Un mago in camera operatoria, «mani di fata» capaci di restituire bellezza e giovinezza. In tv una piccola star, l’esperto, il medico capace di regalare speranze e realizzare sogni apollinei davanti ai sorrisi compiaciuti di prosperose e rifatte bellezze del piccolo schermo. La sanità ripiomba nella bufera: dagli scandali del Cardarelli, allo studio medico di Barletta in cui una donna è morta dopo aver ingerito un farmaco «sbagliato». Ora tocca a Mario Dini, primario del reparto di Chirurgia plastica ricostruttiva del Cto di Firenze, nonché direttore della Scuola di specializzazione e docente all'Università degli Studi del capoluogo toscano. Da ieri ha perso il bisturi. Le mani legate dietro le sbarre degli arresti domiciliari. C’è una sfilza di reati contestatigli dalla procura di Firenze così imbarazzante da potre far pensare alla necessità di una plastica. Facciale.
«Narciso», il nome nemmeno troppo fantasioso dell’operazione- non in camera operatoria- con la quale la Guardia di finanza lo ha arrestato. Lui si proclama innocente. Le accuse sono quelle di peculato, corruzione, concussione, falsità ideologica in atti pubblici e abuso d'ufficio. Abbastanza per distruggere una carriera rampante. Con Dini sono finiti nei guai altri sei camici bianchi, oltre a tre informatori scientifici di una azienda produttrice di protesi mediche; i militari hanno eseguito 53 perquisizioni in Toscana, Emilia Romagna, Veneto, Lombardia, Friuli Venezia Giulia, Lazio e Campania nei confronti di altre persone che se la sono, per ora, cavata con una semplice denuncia. Nome sulla bocca di tutti, quello di Dini, almeno nell’ambiente. Si dice che più di un collega abbia brindato ieri, saputo dei suoi guai.
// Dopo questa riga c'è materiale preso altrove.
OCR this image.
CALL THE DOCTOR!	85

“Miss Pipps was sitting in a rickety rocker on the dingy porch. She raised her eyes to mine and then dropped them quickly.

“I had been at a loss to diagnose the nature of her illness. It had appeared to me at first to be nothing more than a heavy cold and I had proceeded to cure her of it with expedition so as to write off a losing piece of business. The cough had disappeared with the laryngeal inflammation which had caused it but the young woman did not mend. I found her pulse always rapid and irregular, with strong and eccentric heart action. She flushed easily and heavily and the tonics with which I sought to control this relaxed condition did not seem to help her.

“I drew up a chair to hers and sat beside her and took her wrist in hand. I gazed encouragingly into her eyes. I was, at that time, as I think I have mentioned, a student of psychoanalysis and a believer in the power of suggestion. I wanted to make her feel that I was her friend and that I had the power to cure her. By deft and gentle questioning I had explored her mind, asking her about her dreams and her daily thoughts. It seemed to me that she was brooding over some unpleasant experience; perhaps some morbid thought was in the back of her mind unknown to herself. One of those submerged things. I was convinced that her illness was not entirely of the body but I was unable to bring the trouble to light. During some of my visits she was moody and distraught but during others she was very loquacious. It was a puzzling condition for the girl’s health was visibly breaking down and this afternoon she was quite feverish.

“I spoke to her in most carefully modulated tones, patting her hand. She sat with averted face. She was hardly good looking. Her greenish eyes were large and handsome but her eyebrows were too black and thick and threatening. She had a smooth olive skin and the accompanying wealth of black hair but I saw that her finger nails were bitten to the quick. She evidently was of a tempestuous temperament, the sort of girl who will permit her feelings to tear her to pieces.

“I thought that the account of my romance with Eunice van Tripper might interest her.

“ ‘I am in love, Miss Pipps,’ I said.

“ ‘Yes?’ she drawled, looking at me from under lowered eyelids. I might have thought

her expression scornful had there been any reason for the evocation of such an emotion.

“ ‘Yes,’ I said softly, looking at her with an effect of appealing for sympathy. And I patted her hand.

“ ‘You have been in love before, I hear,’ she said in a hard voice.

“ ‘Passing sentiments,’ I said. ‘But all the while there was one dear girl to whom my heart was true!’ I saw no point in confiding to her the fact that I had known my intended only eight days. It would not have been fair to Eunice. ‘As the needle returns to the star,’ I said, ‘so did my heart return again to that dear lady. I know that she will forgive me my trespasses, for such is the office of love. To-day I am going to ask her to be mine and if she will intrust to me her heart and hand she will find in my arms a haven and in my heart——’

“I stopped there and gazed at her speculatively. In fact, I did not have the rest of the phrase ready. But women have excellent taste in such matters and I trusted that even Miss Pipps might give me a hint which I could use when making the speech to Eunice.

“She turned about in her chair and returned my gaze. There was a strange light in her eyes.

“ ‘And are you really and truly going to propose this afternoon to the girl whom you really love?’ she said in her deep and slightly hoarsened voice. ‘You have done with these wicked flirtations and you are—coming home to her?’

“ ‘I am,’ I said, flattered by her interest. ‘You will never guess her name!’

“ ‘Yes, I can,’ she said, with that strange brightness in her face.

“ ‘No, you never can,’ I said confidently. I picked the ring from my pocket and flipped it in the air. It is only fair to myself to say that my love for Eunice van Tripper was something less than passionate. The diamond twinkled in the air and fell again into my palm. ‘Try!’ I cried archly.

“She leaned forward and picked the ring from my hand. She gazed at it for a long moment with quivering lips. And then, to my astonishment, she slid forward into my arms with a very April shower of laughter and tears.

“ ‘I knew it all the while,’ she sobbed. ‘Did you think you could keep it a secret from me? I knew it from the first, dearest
Stando al teorema dell’accusa, il mago dei «seni rifatti» avrebbe facilitato un'azienda produttrice di protesi in cambio di favori. Insomma sceglieva lui i prodotti da far comprare all’ospedale e, in particolare, i finanzieri avrebbero accertato che per favorire una società, leader mondiale nella produzione di presidi medico-chirurgici, il primario si faceva «pagare» attraverso spinte per partecipare a iniziative varie, come apparizioni televisive, corsi didattici e professionali con connessi introiti economici. Non è tutto. Autorizzato svolgere la libera professione in regime di intramoenia, di tipo «allargato», presso due strutture private convenzionate della città, il camice «d’oro» avrebbe incassato le parcelle senza però pagare le tasse e nemmeno versando la quota dovuta all’Azienda ospedaliera fiorentina. Perdipiù- sempre stando all’accusa- lavorava anche in centri privati non convenzionati. In questo caso avrebbe occultato la sua attività avvalendosi del nome di altri medici, suoi collaboratori.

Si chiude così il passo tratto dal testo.